1. Access to technology is important for future healthcare services for older adults with multiple and chronic diseases, including Alzheimer's disease or related dementias.
2. Technology such as digital calendars, speaking watches, and GPS can support time orientation, memory, and safety in people with mild cognitive impairment/dementia (MCI/D).
3. Usability and acceptability of technology are crucial factors in ensuring that it matches the needs of the user and is accepted as an aid for everyday living. User involvement in technology studies is also important.
The article provides a comprehensive overview of the potential benefits of technology for community-dwelling older adults with mild cognitive impairment or dementia. It highlights the importance of matching technology to the user's needs and capacities, as well as ensuring its usability and acceptability. The article also emphasizes the need for further research on the users' perspectives on technology usability and acceptability.
However, there are some potential biases in the article. For example, it focuses primarily on the benefits of technology and does not explore any potential risks or drawbacks. Additionally, it may be biased towards promoting technology as a solution to challenges faced by older adults with cognitive impairments, without considering other possible interventions or approaches.

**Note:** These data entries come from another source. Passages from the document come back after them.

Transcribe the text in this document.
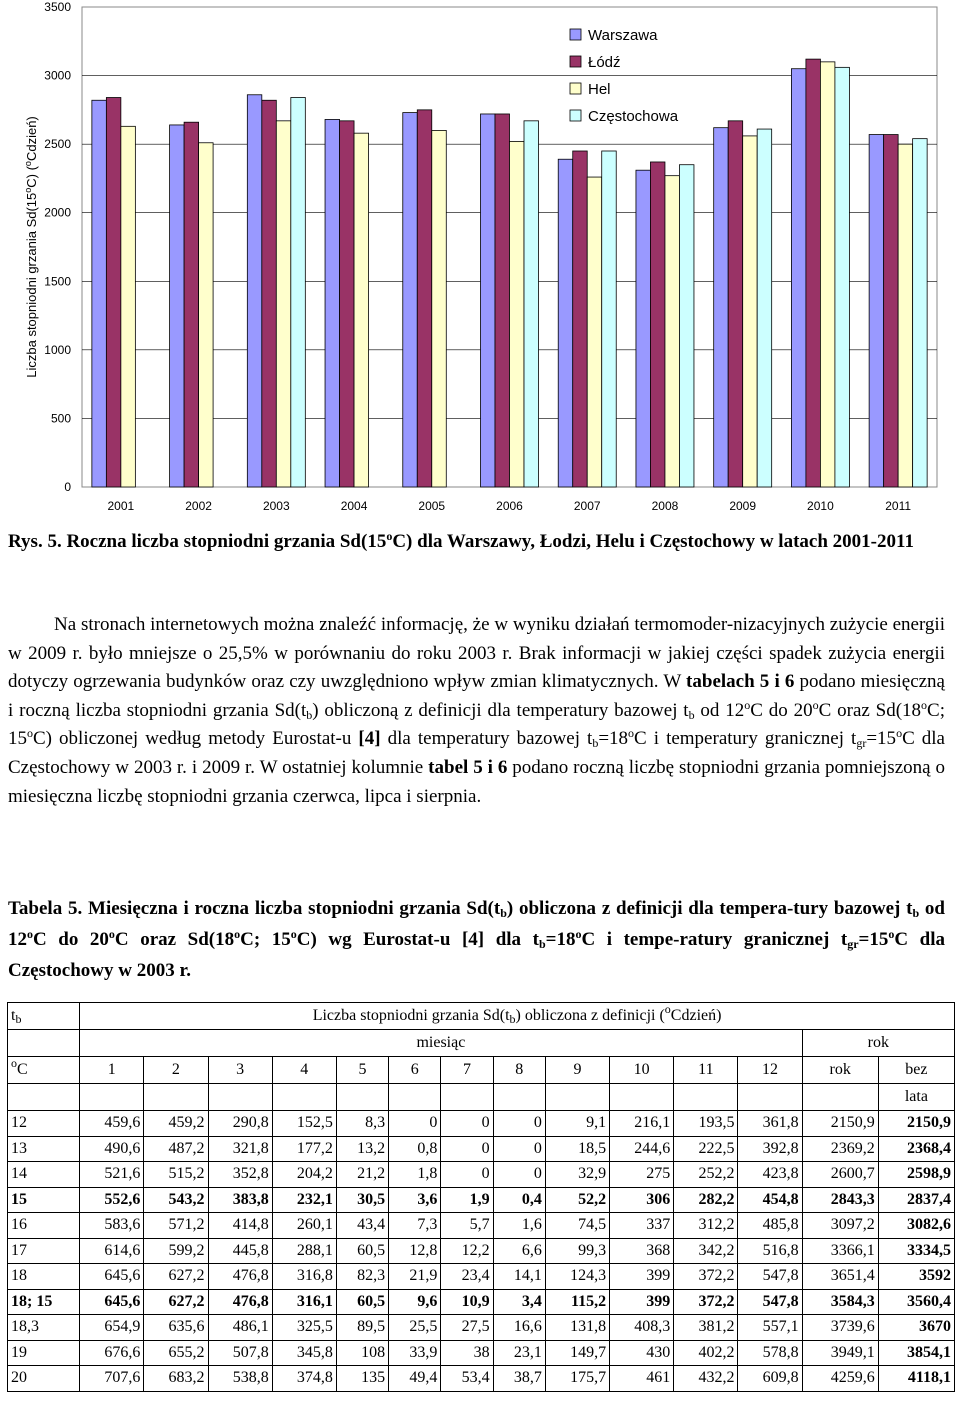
0
500
1000
1500
2000
2500
3000
3500
2001	2002	2003	2004	2005	2006	2007	2008	2009	2010	2011
Liczba stopniodni grzania Sd(15$^o$C) ($^o$Cdzień)
Warszawa
Łódź
Hel
Częstochowa
Rys. 5. Roczna liczba stopniodni grzania Sd(15$^o$C) dla Warszawy, Łodzi, Helu i Częstochowy w latach 2001-2011
Na stronach internetowych można znaleźć informację, że w wyniku działań termomoder-nizacyjnych zużycie energii w 2009 r. było mniejsze o 25,5% w porównaniu do roku 2003 r. Brak informacji w jakiej części spadek zużycia energii dotyczy ogrzewania budynków oraz czy uwzględniono wpływ zmian klimatycznych. W tabelach 5 i 6 podano miesięczną i roczną liczba stopniodni grzania $Sd(t_b)$ obliczoną z definicji dla temperatury bazowej $t_b$ od 12$^o$C do 20$^o$C oraz Sd(18$^o$C; 15$^o$C) obliczonej według metody Eurostat-u [4] dla temperatury bazowej $t_b=18^oC$ i temperatury granicznej $t_{gr}=15^oC$ dla Częstochowy w 2003 r. i 2009 r. W ostatniej kolumnie tabel 5 i 6 podano roczną liczbę stopniodni grzania pomniejszoną o miesięczna liczbę stopniodni grzania czerwca, lipca i sierpnia.
Tabela 5. Miesięczna i roczna liczba stopniodni grzania $Sd(t_b)$ obliczona z definicji dla tempera-tury bazowej $t_b$ od 12$^o$C do 20$^o$C oraz Sd(18$^o$C; 15$^o$C) wg Eurostat-u [4] dla $t_b=18^oC$ i tempe-ratury granicznej $t_{gr}=15^oC$ dla Częstochowy w 2003 r.
$t_b$	Liczba stopniodni grzania $Sd(t_b)$ obliczona z definicji ($^o$Cdzień)													
	miesiąc												rok	
$^o$C	1	2	3	4	5	6	7	8	9	10	11	12	rok	bez
														lata
12	459,6	459,2	290,8	152,5	8,3	0	0	0	9,1	216,1	193,5	361,8	2150,9	2150,9
13	490,6	487,2	321,8	177,2	13,2	0,8	0	0	18,5	244,6	222,5	392,8	2369,2	2368,4
14	521,6	515,2	352,8	204,2	21,2	1,8	0	0	32,9	275	252,2	423,8	2600,7	2598,9
15	552,6	543,2	383,8	232,1	30,5	3,6	1,9	0,4	52,2	306	282,2	454,8	2843,3	2837,4
16	583,6	571,2	414,8	260,1	43,4	7,3	5,7	1,6	74,5	337	312,2	485,8	3097,2	3082,6
17	614,6	599,2	445,8	288,1	60,5	12,8	12,2	6,6	99,3	368	342,2	516,8	3366,1	3334,5
18	645,6	627,2	476,8	316,8	82,3	21,9	23,4	14,1	124,3	399	372,2	547,8	3651,4	3592
18; 15	645,6	627,2	476,8	316,1	60,5	9,6	10,9	3,4	115,2	399	372,2	547,8	3584,3	3560,4
18,3	654,9	635,6	486,1	325,5	89,5	25,5	27,5	16,6	131,8	408,3	381,2	557,1	3739,6	3670
19	676,6	655,2	507,8	345,8	108	33,9	38	23,1	149,7	430	402,2	578,8	3949,1	3854,1
20	707,6	683,2	538,8	374,8	135	49,4	53,4	38,7	175,7	461	432,2	609,8	4259,6	4118,1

The article also makes some unsupported claims, such as stating that access to technology is an important strategy in future healthcare services without providing evidence to support this claim. Similarly, it suggests that technology can facilitate a good and dignified life without exploring alternative ways to achieve this goal.
There are also some missing points of consideration in the article. For example, it does not address issues related to privacy and security when using technology for healthcare purposes. It also does not explore potential barriers to accessing or using technology for older adults with cognitive impairments, such as financial constraints or lack of technological literacy.
Overall, while the article provides valuable insights into the potential benefits of technology for community-dwelling older adults with cognitive impairments, it would benefit from a more balanced approach that considers both the advantages and limitations of this approach. Additionally, further research is needed to fully understand how best to match technology to individual needs and capacities while ensuring its usability and acceptability.